The Dry Season

How I miss my husband. Back in the day, way, way, back in the day, we used to be good friends, and man, did we have fun together. We’d go hiking, camping, climbing. We’d do crosswords together stretched across the living room floor, read the paper together on Saturday mornings, mix each other dirty martinis, with 7 olives each, go dancing at least once a week and drink jugs and jugs of sweet, tangy Sangria, and have crazy foreign film festivals in the bedroom, eating Chinese, Vietnamese, or German take-out on top of the blankets.  
And we had sex. Did we have sex! Mad, delicious, breathtaking sex. On the covers, under the covers, standing up, sitting down, in the shower, in the bath, the kitchen, the basement, the living room floor with the curtains open. Once, twice, and during the film festivals, sometimes five times a day. Just watching him walk, seeing his legs or back or stomach made my heart (and parts somewhat lower) clench and ache. I wanted to touch him all the time. Even doing the dishes together was sexy. The promise of wet hands and soft soapy bubbles…….
Now? Yeah. Now. Not so much. 
Now? It’s been a dry coupla seasons. The closest I get to spending any of the precious time we used to have together is watching him hike a screaming preschooler to her room for a time-out, or seeing him cornered at the kitchen table doing math homework, or when he’s downing a cup of scalding coffee before running the next kid to the next lesson. And film festivals? At best, it’s Finding Nemo with take-out pizza, and 5 twitchy kids. I only catch a glimpse of my still sexy husband as he’s carrying a load of laundry downstairs, or reading a bedtime story, or drying off some little, chubby body, that’s not his own (damn, damn, double-damn! Toweling off was always one of my favorite spectator sports!) 
And as far as sex, were lucky if we get to do the silent, three-minute bump-and-grind once a month. Under the covers. In the dark. And way, way past bedtime. Now, I know what you’re thinking! It’s pretty shocking. I can hardly believe it myself….we’re SILENT! 

Absolutely silent sex. No heaving, heavy breathing. No gasping, panting, swearing, imploring, or grunting. Just tight-lipped silence. In fact, I think we might both hold our breath the entire time (we may not get a lot of exercise, but these monthly trysts are certainly increasing my lung capacity). We bonk in fear that, 1. the kids will hear, and 2. the kids will hear and subsequently wake up and ruin what might be an adequate nights sleep! And as any sane mother knows, sleep before sex, sleep before sex!!
I just wanna throw off the shackles of motherhood (and throw the shackles on my husbands wrists). The damn kids not only took my body, took my time, and took my money, they took my groove thing!!
So, I’m going to employ a tactic I’ve noticed has worked very effectively for my children.
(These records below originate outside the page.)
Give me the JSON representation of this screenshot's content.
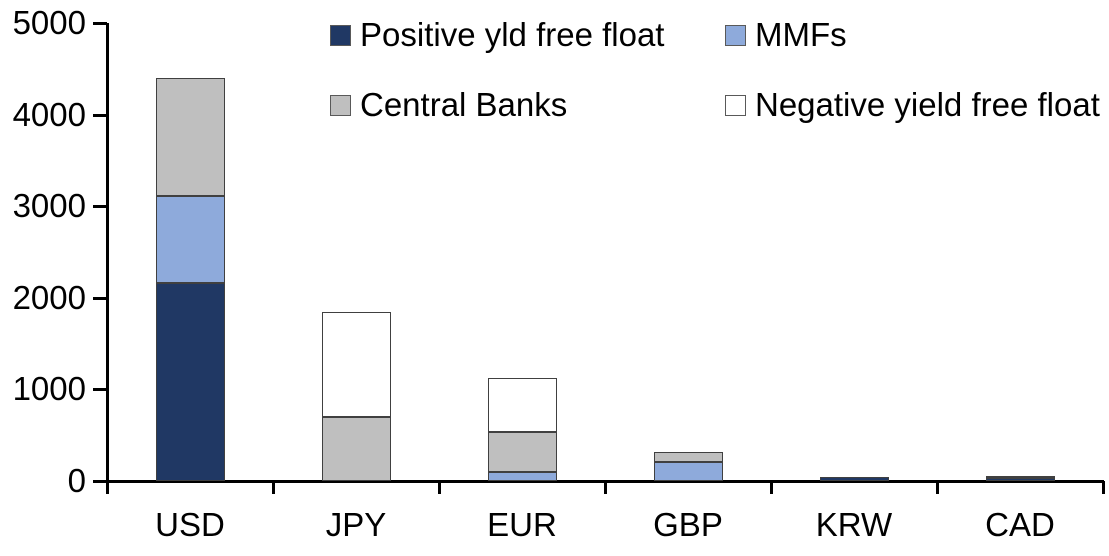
{
  "chart_data": {
    "type": "bar",
    "stacked": true,
    "title": "",
    "xlabel": "",
    "ylabel": "",
    "categories": [
      "USD",
      "JPY",
      "EUR",
      "GBP",
      "KRW",
      "CAD"
    ],
    "series": [
      {
        "name": "Positive yld free float",
        "color": "#203864",
        "values": [
          2160,
          0,
          0,
          0,
          45,
          30
        ]
      },
      {
        "name": "MMFs",
        "color": "#8eaadb",
        "values": [
          950,
          0,
          100,
          210,
          0,
          0
        ]
      },
      {
        "name": "Central Banks",
        "color": "#bfbfbf",
        "values": [
          1290,
          700,
          440,
          110,
          0,
          25
        ]
      },
      {
        "name": "Negative yield free float",
        "color": "#ffffff",
        "values": [
          0,
          1150,
          580,
          0,
          0,
          0
        ]
      }
    ],
    "ylim": [
      0,
      5000
    ],
    "y_ticks": [
      0,
      1000,
      2000,
      3000,
      4000,
      5000
    ],
    "grid": false,
    "legend_position": "top",
    "legend": [
      {
        "label": "Positive yld free float",
        "color": "#203864"
      },
      {
        "label": "MMFs",
        "color": "#8eaadb"
      },
      {
        "label": "Central Banks",
        "color": "#bfbfbf"
      },
      {
        "label": "Negative yield free float",
        "color": "#ffffff"
      }
    ]
  },
  "colors": {
    "axis": "#000000",
    "text": "#000000",
    "segment_border": "#404040",
    "background": "#ffffff"
  }
}
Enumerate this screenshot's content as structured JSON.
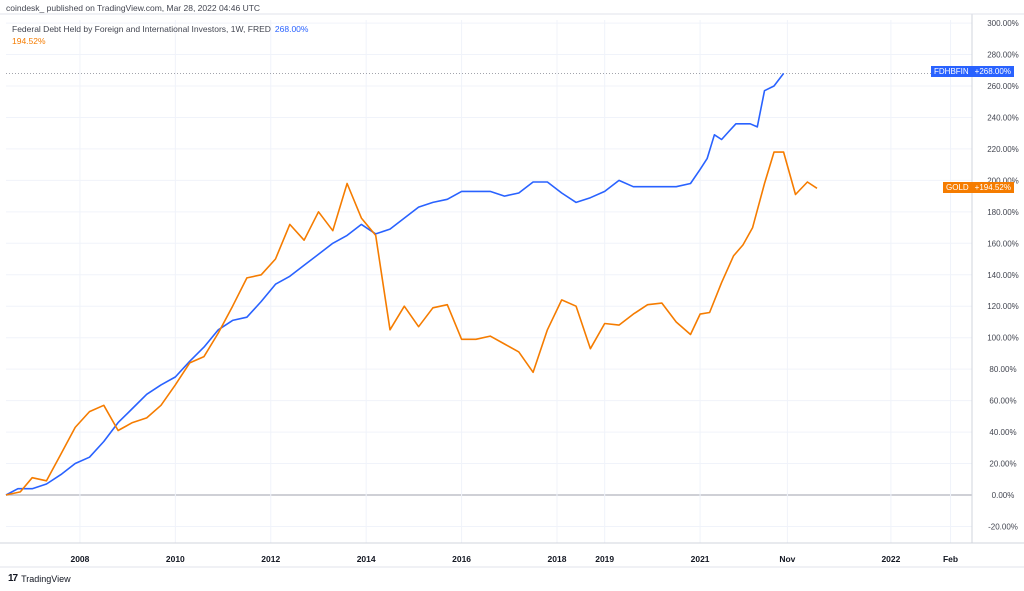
{
  "header": {
    "published": "coindesk_ published on TradingView.com, Mar 28, 2022 04:46 UTC"
  },
  "legend": {
    "title": "Federal Debt Held by Foreign and International Investors, 1W, FRED",
    "value1": "268.00%",
    "value2": "194.52%"
  },
  "tags": {
    "fdhbfin_label": "FDHBFIN",
    "fdhbfin_value": "+268.00%",
    "gold_label": "GOLD",
    "gold_value": "+194.52%"
  },
  "footer": {
    "logo": "17",
    "brand": "TradingView"
  },
  "colors": {
    "blue": "#2962ff",
    "orange": "#f57c00",
    "grid": "#f0f3fa",
    "zero": "#b2b5be"
  },
  "chart_data": {
    "type": "line",
    "y_unit": "%",
    "ylim": [
      -30,
      300
    ],
    "y_ticks": [
      -20,
      0,
      20,
      40,
      60,
      80,
      100,
      120,
      140,
      160,
      180,
      200,
      220,
      240,
      260,
      280,
      300
    ],
    "y_tick_labels": [
      "-20.00%",
      "0.00%",
      "20.00%",
      "40.00%",
      "60.00%",
      "80.00%",
      "100.00%",
      "120.00%",
      "140.00%",
      "160.00%",
      "180.00%",
      "200.00%",
      "220.00%",
      "240.00%",
      "260.00%",
      "280.00%",
      "300.00%"
    ],
    "x_ticks": [
      {
        "label": "2008",
        "x": 2008.0
      },
      {
        "label": "2010",
        "x": 2010.0
      },
      {
        "label": "2012",
        "x": 2012.0
      },
      {
        "label": "2014",
        "x": 2014.0
      },
      {
        "label": "2016",
        "x": 2016.0
      },
      {
        "label": "2018",
        "x": 2018.0
      },
      {
        "label": "2019",
        "x": 2019.0
      },
      {
        "label": "2021",
        "x": 2021.0
      },
      {
        "label": "Nov",
        "x": 2022.83
      },
      {
        "label": "2022",
        "x": 2025.0
      },
      {
        "label": "Feb",
        "x": 2026.25
      }
    ],
    "xlim": [
      2006.45,
      2026.7
    ],
    "reference_value": 268,
    "series": [
      {
        "name": "FDHBFIN",
        "color": "#2962ff",
        "points": [
          [
            2006.45,
            0
          ],
          [
            2006.7,
            4
          ],
          [
            2007.0,
            4
          ],
          [
            2007.3,
            7
          ],
          [
            2007.6,
            13
          ],
          [
            2007.9,
            20
          ],
          [
            2008.2,
            24
          ],
          [
            2008.5,
            34
          ],
          [
            2008.8,
            46
          ],
          [
            2009.1,
            55
          ],
          [
            2009.4,
            64
          ],
          [
            2009.7,
            70
          ],
          [
            2010.0,
            75
          ],
          [
            2010.3,
            85
          ],
          [
            2010.6,
            94
          ],
          [
            2010.9,
            105
          ],
          [
            2011.2,
            111
          ],
          [
            2011.5,
            113
          ],
          [
            2011.8,
            123
          ],
          [
            2012.1,
            134
          ],
          [
            2012.4,
            139
          ],
          [
            2012.7,
            146
          ],
          [
            2013.0,
            153
          ],
          [
            2013.3,
            160
          ],
          [
            2013.6,
            165
          ],
          [
            2013.9,
            172
          ],
          [
            2014.2,
            166
          ],
          [
            2014.5,
            169
          ],
          [
            2014.8,
            176
          ],
          [
            2015.1,
            183
          ],
          [
            2015.4,
            186
          ],
          [
            2015.7,
            188
          ],
          [
            2016.0,
            193
          ],
          [
            2016.3,
            193
          ],
          [
            2016.6,
            193
          ],
          [
            2016.9,
            190
          ],
          [
            2017.2,
            192
          ],
          [
            2017.5,
            199
          ],
          [
            2017.8,
            199
          ],
          [
            2018.1,
            192
          ],
          [
            2018.4,
            186
          ],
          [
            2018.7,
            189
          ],
          [
            2019.0,
            193
          ],
          [
            2019.3,
            200
          ],
          [
            2019.6,
            196
          ],
          [
            2019.9,
            196
          ],
          [
            2020.2,
            196
          ],
          [
            2020.5,
            196
          ],
          [
            2020.8,
            198
          ],
          [
            2021.0,
            207
          ],
          [
            2021.15,
            214
          ],
          [
            2021.3,
            229
          ],
          [
            2021.45,
            226
          ],
          [
            2021.6,
            231
          ],
          [
            2021.75,
            236
          ],
          [
            2021.9,
            236
          ],
          [
            2022.05,
            236
          ],
          [
            2022.2,
            234
          ],
          [
            2022.35,
            257
          ],
          [
            2022.55,
            260
          ],
          [
            2022.75,
            268
          ]
        ]
      },
      {
        "name": "GOLD",
        "color": "#f57c00",
        "points": [
          [
            2006.45,
            0
          ],
          [
            2006.75,
            2
          ],
          [
            2007.0,
            11
          ],
          [
            2007.3,
            9
          ],
          [
            2007.6,
            26
          ],
          [
            2007.9,
            43
          ],
          [
            2008.2,
            53
          ],
          [
            2008.5,
            57
          ],
          [
            2008.8,
            41
          ],
          [
            2009.1,
            46
          ],
          [
            2009.4,
            49
          ],
          [
            2009.7,
            57
          ],
          [
            2010.0,
            70
          ],
          [
            2010.3,
            84
          ],
          [
            2010.6,
            88
          ],
          [
            2010.9,
            103
          ],
          [
            2011.2,
            120
          ],
          [
            2011.5,
            138
          ],
          [
            2011.8,
            140
          ],
          [
            2012.1,
            150
          ],
          [
            2012.4,
            172
          ],
          [
            2012.7,
            162
          ],
          [
            2013.0,
            180
          ],
          [
            2013.3,
            168
          ],
          [
            2013.6,
            198
          ],
          [
            2013.9,
            176
          ],
          [
            2014.2,
            165
          ],
          [
            2014.5,
            105
          ],
          [
            2014.8,
            120
          ],
          [
            2015.1,
            107
          ],
          [
            2015.4,
            119
          ],
          [
            2015.7,
            121
          ],
          [
            2016.0,
            99
          ],
          [
            2016.3,
            99
          ],
          [
            2016.6,
            101
          ],
          [
            2016.9,
            96
          ],
          [
            2017.2,
            91
          ],
          [
            2017.5,
            78
          ],
          [
            2017.8,
            105
          ],
          [
            2018.1,
            124
          ],
          [
            2018.4,
            120
          ],
          [
            2018.7,
            93
          ],
          [
            2019.0,
            109
          ],
          [
            2019.3,
            108
          ],
          [
            2019.6,
            115
          ],
          [
            2019.9,
            121
          ],
          [
            2020.2,
            122
          ],
          [
            2020.5,
            110
          ],
          [
            2020.8,
            102
          ],
          [
            2021.0,
            115
          ],
          [
            2021.2,
            116
          ],
          [
            2021.45,
            135
          ],
          [
            2021.7,
            152
          ],
          [
            2021.9,
            159
          ],
          [
            2022.1,
            170
          ],
          [
            2022.35,
            198
          ],
          [
            2022.55,
            218
          ],
          [
            2022.75,
            218
          ],
          [
            2023.0,
            191
          ],
          [
            2023.25,
            199
          ],
          [
            2023.45,
            195
          ]
        ]
      }
    ]
  }
}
When in a particularly sensitive location, like, a parent-teacher interview or the Christmas concert or a birthday party at McDonald’s, for instance, I’m going to have a world-class, eardrum-shattering tantrum:
I WANT MY GROOVE THING BACK!!! IT’S JUST NOT FAIR!!!! EVERYBODY AT WORK HAS A GROOVE THING!!! I WANT ONE TOO!!! I WANT MY GROOVE THING BACK!!! I WANT IT BACK!!!! YOU SAID!!!
I’ll let you know how it works for me. And if you happen to find yourself in the same locale as me when I am implementing my plan, please, for my sake, and the sake of all of us, and your future ability to get jiggy with it, join in. Our future sex lives depend upon it!